A situação, infelizmente, permanece praticamente inalterada, como é possível avaliar nos dados gerais revelados pela Pesquisa Nacional por Amostra de Domicílios Contínua - Tecnologia da Informação e Comunicação: nos meses anteriores à eclosão da Covid-19 no Brasil, 2,64 milhões de famílias estavam excluídas da Web e 39,8 milhões de brasileiros de 10 anos ou mais de idade não usavam a rede.
O problema precisa ser resolvido com urgência, a começar pelo fato de que a exclusão digital impede as pessoas de contarem com informação, conhecimento, educação a distância, e-commerce e numerosos serviços do Estado e das empresas. Não podemos discriminar uma parcela de nossa população, majoritariamente representada pelos habitantes do campo, no contexto de um direito exercido por todos os demais habitantes. Tal estratificação não é ilegal, embora se possa cogitar que a inclusão seja crucial para a educação, esta sim um dever universal do Estado, segundo nossa Constituição. De todo modo, essas diferenças ferem os preceitos éticos e filosóficos da democracia. Lembro-me de que há décadas já nos preocupávamos em alfabetizar nossos colaboradores rurais e, em uma cerimônia de formatura, qual não foi a surpresa quando até o administrador da fazenda recebeu seu diploma.
Quando lançamos um olhar na produção agropecuária, os gargalos das telecomunicações têm impacto direto na produtividade e no grau de sustentabilidade do setor. Com o advento do 5G no Brasil, que vem sendo implantado paulatinamente Estados, devendo estar presente em todo o País proximamente, os ganhos para o meio rural serão muito grandes. Drones terão operações ainda mais amplas e eficazes, otimizando a agricultura de precisão. Monitorarão ainda mais as culturas e identificarão, por meio da inteligência artificial, plantas infectadas. Assim, é possível aplicar de modo localizado os defensivos agrícolas, o que proporciona economia e ganhos ambientais.
A operação remota de tratores, colheitadeiras e implementos agrícolas autônomos, com aumento do horário de trabalho, é outro fator que agregará produtividade. Os próprios equipamentos farão o reconhecimento de trajetos, com sensores capazes de coletar dados como umidade e temperatura, alinhados em tempo real à previsão do tempo. O 5G também permite a conexão de sensores ao solo, às plantas e aos animais e controle remoto inteligente da irrigação. Todos os dispositivos estarão interligados à nova rede de alta velocidade, operando por meio da chamada internet das coisas.
Dentro das porteiras, teremos aplicativos para a gestão empresarial da fazenda, bem como tecnologias de monitoramento agronômico da lavoura, genética de animais e genômica (variedades de novas de plantas). No plano externo, será possível a rastreabilidade de toda a cadeia, como a da produção de gado e soja, por exemplo, logística e destino dos produtos comercializados.

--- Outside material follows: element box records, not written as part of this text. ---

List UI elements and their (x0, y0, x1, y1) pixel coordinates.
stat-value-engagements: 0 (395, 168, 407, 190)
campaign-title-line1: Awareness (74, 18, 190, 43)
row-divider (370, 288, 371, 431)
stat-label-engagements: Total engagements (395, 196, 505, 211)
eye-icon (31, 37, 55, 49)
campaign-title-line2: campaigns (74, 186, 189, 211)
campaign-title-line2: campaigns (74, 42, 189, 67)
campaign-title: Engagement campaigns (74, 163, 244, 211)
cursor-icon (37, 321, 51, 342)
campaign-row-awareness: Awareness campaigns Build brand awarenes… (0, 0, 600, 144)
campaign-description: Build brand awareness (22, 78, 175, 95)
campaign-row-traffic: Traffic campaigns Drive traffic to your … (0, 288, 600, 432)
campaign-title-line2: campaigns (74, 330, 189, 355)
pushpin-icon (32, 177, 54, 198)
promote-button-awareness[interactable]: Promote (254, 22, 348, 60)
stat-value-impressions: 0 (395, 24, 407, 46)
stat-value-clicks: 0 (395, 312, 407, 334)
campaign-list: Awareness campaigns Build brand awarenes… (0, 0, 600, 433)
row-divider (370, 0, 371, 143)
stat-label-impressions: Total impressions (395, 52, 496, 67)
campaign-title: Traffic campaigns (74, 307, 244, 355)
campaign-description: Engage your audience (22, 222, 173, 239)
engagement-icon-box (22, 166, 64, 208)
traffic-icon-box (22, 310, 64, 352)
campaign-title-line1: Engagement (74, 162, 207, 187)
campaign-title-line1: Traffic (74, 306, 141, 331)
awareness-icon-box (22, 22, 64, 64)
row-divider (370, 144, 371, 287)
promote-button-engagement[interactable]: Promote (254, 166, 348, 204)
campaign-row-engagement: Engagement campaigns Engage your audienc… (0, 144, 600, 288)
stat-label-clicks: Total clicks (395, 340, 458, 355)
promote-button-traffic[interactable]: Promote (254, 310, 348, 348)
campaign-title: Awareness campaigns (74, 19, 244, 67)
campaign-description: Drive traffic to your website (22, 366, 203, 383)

A agropecuária, com certeza, é um dos setores nos quais o 5G terá maior efeito disruptivo e transformador. Todas essas possibilidades não são mais ficção científica. Entretanto, precisam fazer parte da vida real dos produtores rurais brasileiros. Os que têm mais dificuldade de acesso à rede são os pequenos e médios, responsáveis por parcela expressiva da produção nacional de alimentos.

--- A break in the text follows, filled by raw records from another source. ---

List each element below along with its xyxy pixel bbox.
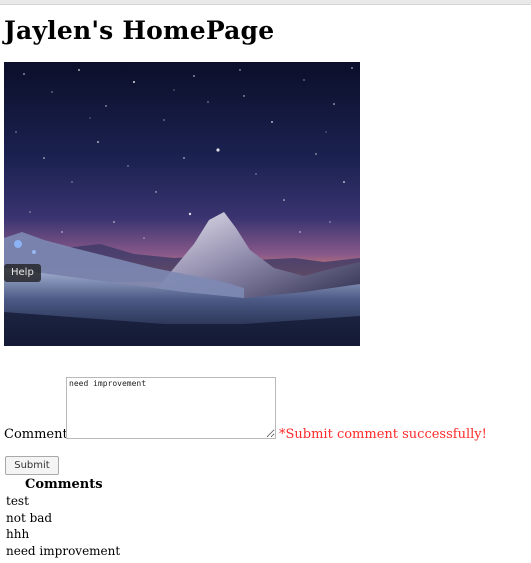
comments-heading: Comments (25, 477, 103, 492)
help-button[interactable]: Help (4, 264, 41, 282)
comment-item: hhh (6, 527, 30, 541)
comment-item: test (6, 494, 29, 508)
browser-top-edge (0, 0, 531, 5)
comment-item: not bad (6, 510, 53, 525)
page-title: Jaylen's HomePage (4, 16, 275, 45)
comment-label: Comment: (4, 427, 73, 442)
comment-form: Comment: need improvement *Submit commen… (4, 377, 524, 442)
submit-button[interactable]: Submit (5, 456, 59, 475)
success-message: *Submit comment successfully! (279, 427, 487, 442)
comment-textarea[interactable]: need improvement (66, 377, 276, 439)
mountain-night-sky-image (4, 62, 360, 346)
comments-list: test not bad hhh need improvement (6, 493, 120, 559)
hero-image (4, 62, 360, 346)
comment-item: need improvement (6, 543, 121, 558)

Assim, é decisivo que a nova tecnologia cubra de modo amplo o território nacional, levando em conta que persistem numerosas áreas ainda sem o 4G. Ou seja, exige-se esforço redobrado, mas prioritário. A inclusão digital é indispensável atualmente para a educação, democratização de oportunidades, exercício profissional e o êxito dos negócios. É inadmissível que um dos gigantes da agropecuária mundial continue deixando imenso contingente de crianças, mulheres e homens alijado desse direito.
João Guilherme Sabino Ometto é engenheiro (Escola de Engenharia de São Carlos -- EESC/USP), empresário e membro da Academia Nacional de Agricultura (ANA).